人気投票20位のポンセロと3位のベルが登場します。

ベルがメインの話を書くはずだったのにおかしいな……

 王都、リオンクール屋敷。


「ポンセロさん、同胞団揃いました」

「そうか、奥方さまと若君をお呼びしてこよう。出発まで待機してくれ」


 報告に来た同胞団員が「わかりました」とポンセロに頭を下げる。

 まるで上司に仕えるような態度にポンセロは苦笑した。


 主君バリアンがメンゲ男爵を王宮で殴り付けた騒ぎの際、屋敷を守る伯爵の老臣たちをサポートし、同胞団を率いて屋敷を守り抜いたポンセロはいつの間にか同胞団の纏め役として認識されたようだ。


 さすがに当事者(バリアン)不在で本格的な衝突には発展しなかったが、小さな小競り合いや喧嘩騒動は何度も起きた。


 要塞都市ポルトゥで衛兵長をしていたポンセロは衛兵や自警団が治安出動する『ボーダーライン』を熟知している。

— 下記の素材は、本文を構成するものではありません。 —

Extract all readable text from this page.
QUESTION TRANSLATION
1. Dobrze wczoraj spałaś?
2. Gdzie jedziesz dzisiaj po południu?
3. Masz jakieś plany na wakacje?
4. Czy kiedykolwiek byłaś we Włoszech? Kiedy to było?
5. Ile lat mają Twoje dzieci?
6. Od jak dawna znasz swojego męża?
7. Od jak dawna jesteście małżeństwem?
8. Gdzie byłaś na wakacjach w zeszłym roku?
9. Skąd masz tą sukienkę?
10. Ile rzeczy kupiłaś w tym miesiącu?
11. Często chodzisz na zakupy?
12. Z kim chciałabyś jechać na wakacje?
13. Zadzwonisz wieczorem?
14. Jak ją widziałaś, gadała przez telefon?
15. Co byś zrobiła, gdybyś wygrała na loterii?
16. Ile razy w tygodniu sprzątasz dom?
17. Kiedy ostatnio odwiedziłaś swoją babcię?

 何か揉め事が起きる都度(つど)、ポンセロは汗をかき現場を治めてきたのだ。


 屋敷ではすでに支度を整えた貴婦人が赤子を抱いて待っていた。

 少し待たせてしまったかもしれない。


「お待たせして申し訳ありません奥方さま、馬車の支度が整いました」


 ポンセロは恭しくベルと呼ばれる貴婦人に声をかけた。彼女は貴族であるし、主君バリアンの子を産んだ女性に失礼なことはできない。


「奥方様、ご不便をお掛けしますが、こちらの馬車にお乗りください」


 ポンセロが示したのは貴人が乗る豪華な馬車ではなく、荷馬車に申し訳ていどの(ほろ)を張ったものだ。

 豪華な馬車があるにも関わらずである。


「この度の旅路には敵の襲撃があるやも知れません」


 メンゲの軍に襲われた場合は少数の同胞団ではどうにもならない。

 その場合は豪華な馬車を囮にして離脱するのだとポンセロは丁寧にベルに説明を重ねる。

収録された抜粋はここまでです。